Burden, sacrifice and masculinity are huge themes in “HIM.” While Cameron insists that playing quarterback for the aptly named “Saviors” is what he wants, the story mostly happens to him, as if he has no other choice than to do exactly what he’s doing. Even when he’s horrified, even when he’s hurt, even when he’s forced to hurt other people, Cameron follows the path laid out for him. Partly out of guilt, partly to make enough money to support his family, but also partly because… what else is there for him to do? The blood, violence, shame and fear are just the price of admission for a party he assumes he wants to get into.
“HIM” makes the cultishness of the sports world literal, transforming the already horrifying tendency of football to subject its players to life-altering or deadly injuries into a sacrificial cycle. As Cameron goes through his week of training with his idol, Isaiah White, it becomes increasingly clear he’s being groomed for something other than just the field. Cam is sized up and measured, the individual parts of his body assessed like he’s a collection of cuts of meat, or a car about to be sold. The resident doctor puts him through strange rituals and injects him with something he doesn’t describe. There are enough hints dropped that it’s not even surprising when White explains it all at the end: The Saviors have been recycling the blood of their star quarterbacks for generations, transfusing the current quarterback’s blood into their successor to pass on their star power.

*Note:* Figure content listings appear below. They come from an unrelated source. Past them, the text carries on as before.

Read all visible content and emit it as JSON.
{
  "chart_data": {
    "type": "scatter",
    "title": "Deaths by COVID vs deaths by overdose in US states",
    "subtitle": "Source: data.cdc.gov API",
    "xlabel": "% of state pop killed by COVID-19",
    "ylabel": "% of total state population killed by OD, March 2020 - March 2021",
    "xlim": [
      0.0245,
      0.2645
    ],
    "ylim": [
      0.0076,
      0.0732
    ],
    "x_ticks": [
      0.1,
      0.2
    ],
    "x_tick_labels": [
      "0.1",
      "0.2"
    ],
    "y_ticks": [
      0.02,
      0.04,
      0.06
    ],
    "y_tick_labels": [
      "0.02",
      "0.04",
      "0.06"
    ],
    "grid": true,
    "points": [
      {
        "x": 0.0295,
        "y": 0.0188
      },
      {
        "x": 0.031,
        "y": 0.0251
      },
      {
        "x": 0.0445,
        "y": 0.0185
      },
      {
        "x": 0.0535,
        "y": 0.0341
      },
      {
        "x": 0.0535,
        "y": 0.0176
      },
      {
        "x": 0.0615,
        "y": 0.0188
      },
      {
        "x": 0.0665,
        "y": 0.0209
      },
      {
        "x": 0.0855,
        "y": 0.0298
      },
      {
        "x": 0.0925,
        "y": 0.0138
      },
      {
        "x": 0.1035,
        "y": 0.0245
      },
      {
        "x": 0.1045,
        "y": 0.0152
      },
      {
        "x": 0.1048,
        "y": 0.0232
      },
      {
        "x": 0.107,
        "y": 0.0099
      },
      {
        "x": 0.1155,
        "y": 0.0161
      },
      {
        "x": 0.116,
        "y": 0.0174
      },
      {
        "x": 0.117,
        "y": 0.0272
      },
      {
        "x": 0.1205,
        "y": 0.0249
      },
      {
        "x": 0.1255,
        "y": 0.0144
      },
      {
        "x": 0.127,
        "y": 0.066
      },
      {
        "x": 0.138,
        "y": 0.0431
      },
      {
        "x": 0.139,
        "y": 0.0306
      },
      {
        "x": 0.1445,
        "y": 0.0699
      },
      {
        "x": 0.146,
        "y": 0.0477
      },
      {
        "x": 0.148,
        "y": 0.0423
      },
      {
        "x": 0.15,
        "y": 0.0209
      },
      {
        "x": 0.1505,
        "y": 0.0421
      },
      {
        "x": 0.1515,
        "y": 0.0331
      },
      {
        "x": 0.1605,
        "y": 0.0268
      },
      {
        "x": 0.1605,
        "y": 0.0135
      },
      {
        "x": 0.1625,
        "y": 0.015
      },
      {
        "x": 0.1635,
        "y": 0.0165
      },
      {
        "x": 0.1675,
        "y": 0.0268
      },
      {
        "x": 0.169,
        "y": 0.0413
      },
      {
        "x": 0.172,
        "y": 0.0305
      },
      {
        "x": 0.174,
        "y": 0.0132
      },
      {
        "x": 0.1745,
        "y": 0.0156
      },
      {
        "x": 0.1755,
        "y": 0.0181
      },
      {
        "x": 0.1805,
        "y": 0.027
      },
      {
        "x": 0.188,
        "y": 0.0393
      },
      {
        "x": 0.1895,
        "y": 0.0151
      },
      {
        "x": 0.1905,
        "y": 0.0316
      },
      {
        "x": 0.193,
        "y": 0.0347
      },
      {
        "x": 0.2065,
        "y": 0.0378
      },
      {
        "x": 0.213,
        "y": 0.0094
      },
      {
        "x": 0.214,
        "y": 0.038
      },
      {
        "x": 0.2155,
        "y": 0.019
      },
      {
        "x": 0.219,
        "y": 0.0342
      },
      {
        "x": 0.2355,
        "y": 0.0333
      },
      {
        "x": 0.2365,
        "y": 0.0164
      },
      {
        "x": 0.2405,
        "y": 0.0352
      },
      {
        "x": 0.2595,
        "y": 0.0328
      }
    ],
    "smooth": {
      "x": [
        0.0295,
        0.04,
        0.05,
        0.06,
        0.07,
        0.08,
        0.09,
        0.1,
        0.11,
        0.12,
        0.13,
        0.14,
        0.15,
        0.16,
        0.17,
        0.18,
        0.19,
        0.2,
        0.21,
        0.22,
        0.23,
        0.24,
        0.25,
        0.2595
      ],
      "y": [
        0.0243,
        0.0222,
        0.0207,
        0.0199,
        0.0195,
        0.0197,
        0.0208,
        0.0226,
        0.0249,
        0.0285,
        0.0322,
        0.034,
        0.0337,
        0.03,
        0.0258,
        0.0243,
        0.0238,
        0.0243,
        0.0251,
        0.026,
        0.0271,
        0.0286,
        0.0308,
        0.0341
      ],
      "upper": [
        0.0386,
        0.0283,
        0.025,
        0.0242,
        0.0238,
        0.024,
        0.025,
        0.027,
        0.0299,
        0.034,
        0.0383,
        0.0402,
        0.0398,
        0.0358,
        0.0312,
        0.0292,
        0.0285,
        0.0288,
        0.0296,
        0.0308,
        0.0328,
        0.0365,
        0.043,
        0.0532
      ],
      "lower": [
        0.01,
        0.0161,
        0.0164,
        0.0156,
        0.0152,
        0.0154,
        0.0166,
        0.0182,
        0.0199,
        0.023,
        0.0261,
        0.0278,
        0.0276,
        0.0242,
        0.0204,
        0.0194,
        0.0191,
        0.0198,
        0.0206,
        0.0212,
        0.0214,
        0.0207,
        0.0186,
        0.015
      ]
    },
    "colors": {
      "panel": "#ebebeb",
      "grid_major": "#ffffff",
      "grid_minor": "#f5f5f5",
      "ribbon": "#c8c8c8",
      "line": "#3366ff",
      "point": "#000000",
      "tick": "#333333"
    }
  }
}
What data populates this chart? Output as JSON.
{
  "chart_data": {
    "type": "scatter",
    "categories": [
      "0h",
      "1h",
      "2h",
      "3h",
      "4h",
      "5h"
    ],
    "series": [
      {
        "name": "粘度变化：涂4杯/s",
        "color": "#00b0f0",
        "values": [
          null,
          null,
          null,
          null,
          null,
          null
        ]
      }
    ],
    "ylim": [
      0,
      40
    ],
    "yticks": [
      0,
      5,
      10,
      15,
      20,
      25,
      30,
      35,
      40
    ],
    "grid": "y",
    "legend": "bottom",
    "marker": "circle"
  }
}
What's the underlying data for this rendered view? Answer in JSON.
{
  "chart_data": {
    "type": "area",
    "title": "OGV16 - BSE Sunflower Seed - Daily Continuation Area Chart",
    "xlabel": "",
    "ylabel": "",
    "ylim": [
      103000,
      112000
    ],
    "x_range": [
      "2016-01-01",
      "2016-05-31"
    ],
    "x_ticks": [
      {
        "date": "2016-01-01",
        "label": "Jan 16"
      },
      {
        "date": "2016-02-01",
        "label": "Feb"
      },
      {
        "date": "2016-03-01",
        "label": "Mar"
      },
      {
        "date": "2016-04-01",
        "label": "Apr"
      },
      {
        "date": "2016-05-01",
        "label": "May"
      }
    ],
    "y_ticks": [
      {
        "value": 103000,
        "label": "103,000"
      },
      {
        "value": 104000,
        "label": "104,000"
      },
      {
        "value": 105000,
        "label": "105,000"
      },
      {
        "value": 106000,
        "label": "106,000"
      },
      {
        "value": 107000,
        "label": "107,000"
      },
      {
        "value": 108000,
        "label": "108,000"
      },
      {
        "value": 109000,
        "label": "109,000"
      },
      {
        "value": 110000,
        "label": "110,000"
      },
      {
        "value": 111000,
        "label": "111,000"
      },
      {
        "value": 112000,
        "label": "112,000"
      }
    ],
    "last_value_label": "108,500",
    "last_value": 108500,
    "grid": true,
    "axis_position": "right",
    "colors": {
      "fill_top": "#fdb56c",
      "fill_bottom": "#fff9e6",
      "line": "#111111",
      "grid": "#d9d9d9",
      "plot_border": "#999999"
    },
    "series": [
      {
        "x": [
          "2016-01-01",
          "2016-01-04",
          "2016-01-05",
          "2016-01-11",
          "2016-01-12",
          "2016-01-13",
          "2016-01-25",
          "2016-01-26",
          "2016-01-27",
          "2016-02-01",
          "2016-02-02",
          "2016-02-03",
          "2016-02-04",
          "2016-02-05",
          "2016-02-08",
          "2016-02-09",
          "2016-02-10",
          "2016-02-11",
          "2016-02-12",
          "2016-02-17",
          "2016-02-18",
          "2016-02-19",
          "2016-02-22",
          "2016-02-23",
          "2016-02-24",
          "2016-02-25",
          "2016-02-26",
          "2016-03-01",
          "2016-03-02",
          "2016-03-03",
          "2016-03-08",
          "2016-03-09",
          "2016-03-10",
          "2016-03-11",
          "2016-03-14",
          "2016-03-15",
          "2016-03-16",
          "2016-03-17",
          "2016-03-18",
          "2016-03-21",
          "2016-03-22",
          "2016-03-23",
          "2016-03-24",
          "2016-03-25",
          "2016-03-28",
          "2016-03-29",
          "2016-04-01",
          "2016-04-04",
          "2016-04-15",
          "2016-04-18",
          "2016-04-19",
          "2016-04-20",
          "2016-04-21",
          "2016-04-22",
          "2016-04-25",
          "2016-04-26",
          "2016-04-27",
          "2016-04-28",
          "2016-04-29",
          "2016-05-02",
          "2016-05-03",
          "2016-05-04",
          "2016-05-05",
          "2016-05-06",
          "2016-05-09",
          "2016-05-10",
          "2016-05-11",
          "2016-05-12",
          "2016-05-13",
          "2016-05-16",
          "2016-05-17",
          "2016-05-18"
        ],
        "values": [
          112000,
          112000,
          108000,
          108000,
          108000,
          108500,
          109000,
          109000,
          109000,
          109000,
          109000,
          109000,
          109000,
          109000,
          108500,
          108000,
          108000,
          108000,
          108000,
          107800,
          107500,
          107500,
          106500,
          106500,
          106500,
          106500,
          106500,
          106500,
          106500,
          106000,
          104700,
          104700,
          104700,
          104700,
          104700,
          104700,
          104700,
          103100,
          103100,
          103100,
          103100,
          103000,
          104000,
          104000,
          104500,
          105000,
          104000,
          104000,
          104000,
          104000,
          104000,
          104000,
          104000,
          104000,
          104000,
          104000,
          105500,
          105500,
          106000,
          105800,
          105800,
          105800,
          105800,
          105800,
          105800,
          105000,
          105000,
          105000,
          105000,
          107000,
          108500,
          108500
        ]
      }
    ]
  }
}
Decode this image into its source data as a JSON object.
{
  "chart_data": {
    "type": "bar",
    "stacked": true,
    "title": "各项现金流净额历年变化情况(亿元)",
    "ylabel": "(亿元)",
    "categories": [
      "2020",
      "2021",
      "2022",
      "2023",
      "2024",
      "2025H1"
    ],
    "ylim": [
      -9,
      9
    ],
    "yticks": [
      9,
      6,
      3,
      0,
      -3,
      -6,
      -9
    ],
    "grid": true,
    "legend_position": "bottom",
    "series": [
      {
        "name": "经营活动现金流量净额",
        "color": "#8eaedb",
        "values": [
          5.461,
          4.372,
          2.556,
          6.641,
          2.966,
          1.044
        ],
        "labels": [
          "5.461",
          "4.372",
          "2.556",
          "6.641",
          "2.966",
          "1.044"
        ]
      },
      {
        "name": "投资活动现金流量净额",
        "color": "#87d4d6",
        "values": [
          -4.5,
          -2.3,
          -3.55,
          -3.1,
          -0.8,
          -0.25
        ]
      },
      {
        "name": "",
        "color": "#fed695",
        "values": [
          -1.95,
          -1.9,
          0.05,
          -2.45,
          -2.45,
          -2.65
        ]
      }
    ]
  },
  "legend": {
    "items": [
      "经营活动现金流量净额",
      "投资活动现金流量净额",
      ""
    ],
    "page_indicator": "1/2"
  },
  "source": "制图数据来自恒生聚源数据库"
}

It’s a biting critique of the industry, a more visibly bloody presentation of professional football’s tendency to use young Black men’s bodies to enrich the franchise’s mostly white owners, then discard and replace them when they can no longer play. The critique is made more visceral by the film’s depiction of injury: Shots of bones and blood laid bare by an X-Ray like filter that let us see past the skin as skulls crack and brains rattle.
Even as someone who hates football, I found myself pulled into Cameron’s terrified obsession. I’ve never had, and never really understood, the kind of passion that would make a person willing to keep working through brain damage, knowing that work would inevitably make it worse. “HIM” stuck me inside the head of someone who did, and it was a terrifying ride.